238 F2d 221 Manley v. United States
238 F.2d 221
James R. MANLEY, Appellant,
UNITED STATES of America, Appellee.
United States Court of Appeals Sixth Circuit.
Nov. 8, 1956.
Gerald P. Openlander, Toledo, Ohio, for appellant.
Clarence M. Condon, Toledo, Ohio for appellee.
Before MARTIN, MILLER and STEWART, Circuit Judges.
The appellant, former postmaster at Holland, Ohio, was found guilty under the second count of an information charging him with knowingly and wilfully making a false, fictitious and fraudulent statement on a post office form in which he reported officially a burglary of that post office, 'whereas in fact such statement was not a full and complete report.' The section of the United States Code charged in that count to have been violated is section 1001, Title 18.
Appellant was convicted also upon the third count of the information, which charged violation again of section 1001, Title 18, U.S.C.A., in that appellant, being acting postmaster, knowingly and wilfully concealed material facts from the postal officers who investigated the post office safe robbery which occurred on or about April 18, 1955.
Appellant was acquitted by jury verdict of violation of section 1711, Title 18, U.S.C.A., as averred in the fourth count of the information. This count charged that appellant, being acting postmaster, converted to his own use money, in the approximate amount of $2,959.42, coming into his hands in the execution of his office.

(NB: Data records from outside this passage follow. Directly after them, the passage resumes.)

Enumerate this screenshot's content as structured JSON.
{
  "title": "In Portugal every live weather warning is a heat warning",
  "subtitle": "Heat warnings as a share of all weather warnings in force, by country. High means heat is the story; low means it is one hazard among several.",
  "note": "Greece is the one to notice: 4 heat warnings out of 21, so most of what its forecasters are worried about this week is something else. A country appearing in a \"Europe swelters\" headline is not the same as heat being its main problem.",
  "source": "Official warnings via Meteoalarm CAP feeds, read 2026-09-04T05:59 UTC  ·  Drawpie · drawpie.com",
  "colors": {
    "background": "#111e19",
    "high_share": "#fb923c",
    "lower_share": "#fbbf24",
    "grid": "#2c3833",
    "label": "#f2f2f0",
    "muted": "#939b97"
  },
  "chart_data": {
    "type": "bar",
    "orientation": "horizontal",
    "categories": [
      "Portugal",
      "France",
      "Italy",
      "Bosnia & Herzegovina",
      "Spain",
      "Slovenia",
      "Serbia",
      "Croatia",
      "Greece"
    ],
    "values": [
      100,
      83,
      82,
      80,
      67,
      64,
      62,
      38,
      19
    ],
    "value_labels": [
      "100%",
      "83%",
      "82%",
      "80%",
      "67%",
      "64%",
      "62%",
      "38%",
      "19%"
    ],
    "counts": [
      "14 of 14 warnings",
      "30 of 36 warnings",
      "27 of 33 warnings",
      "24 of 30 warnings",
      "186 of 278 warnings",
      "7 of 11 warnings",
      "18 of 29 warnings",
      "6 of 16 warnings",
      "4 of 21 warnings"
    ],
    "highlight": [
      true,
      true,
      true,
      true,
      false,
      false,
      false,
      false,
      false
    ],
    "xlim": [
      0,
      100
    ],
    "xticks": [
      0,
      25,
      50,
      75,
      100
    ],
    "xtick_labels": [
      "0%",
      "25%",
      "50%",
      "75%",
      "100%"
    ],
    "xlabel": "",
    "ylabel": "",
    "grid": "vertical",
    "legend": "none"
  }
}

Upon the entire record in the case, the acquittal on count four was inconsistent with conviction on counts two and three. This alone would not justify reversal. But, when an obviously inconsistent verdict as to different counts of an indictment or information is returned by the jury, both the trial court and the reviewing court should be extraordinarily careful to scrutinize the record for the ascertainment of any prejudicial error.
Upon consideration of the record here, we find error which, in the circumstances of the case, would seem to be of a prejudicial character. The United States Attorney was pursuing a legitimate cross-examination of appellant as to his various employments prior to his appointment as postmaster. In doing so, he developed a reluctance on the part of appellant to testify concerning his employment with the Coca Cola Company. Appellant was asked why he happened to leave Coca Cola. He responded that he had been 'fired.' His attorney objected to the question, but was overruled by the court. Appellant stated that he had been 'fired' for two reasons: first, the discontinuance of the use of cartons for Coca Cola when he had been operating a 'cartons route'; and second, as stated by him: 'I was short in my account.' Appellant's attorney moved to strike the answer, but was overruled by the district judge with the statement that the answer would be considered by the jury only as going to the credibility of the witness.
It is well settled that it is not permissible for the government to show that a defendant has been accused of, arrested for, or indicted for a crime. Only a previous conviction for crime is admissible, under appropriate circumstances.
The United States Court of Appeals for the Eighth Circuit has ruled that acts of misconduct not resulting in conviction of a crime are not the proper subject of cross-examination to impeach a witness. Little v. United States, 8 Cir., 93 F.2d 401, 408; Echert v. United States, 8 Cir., 188 F.2d 336, 26 A.L.R.2d 752. Numerous other cases recognizing the same principle could be cited.
The judgment is reversed; and the case is remanded to the district court for re-trial.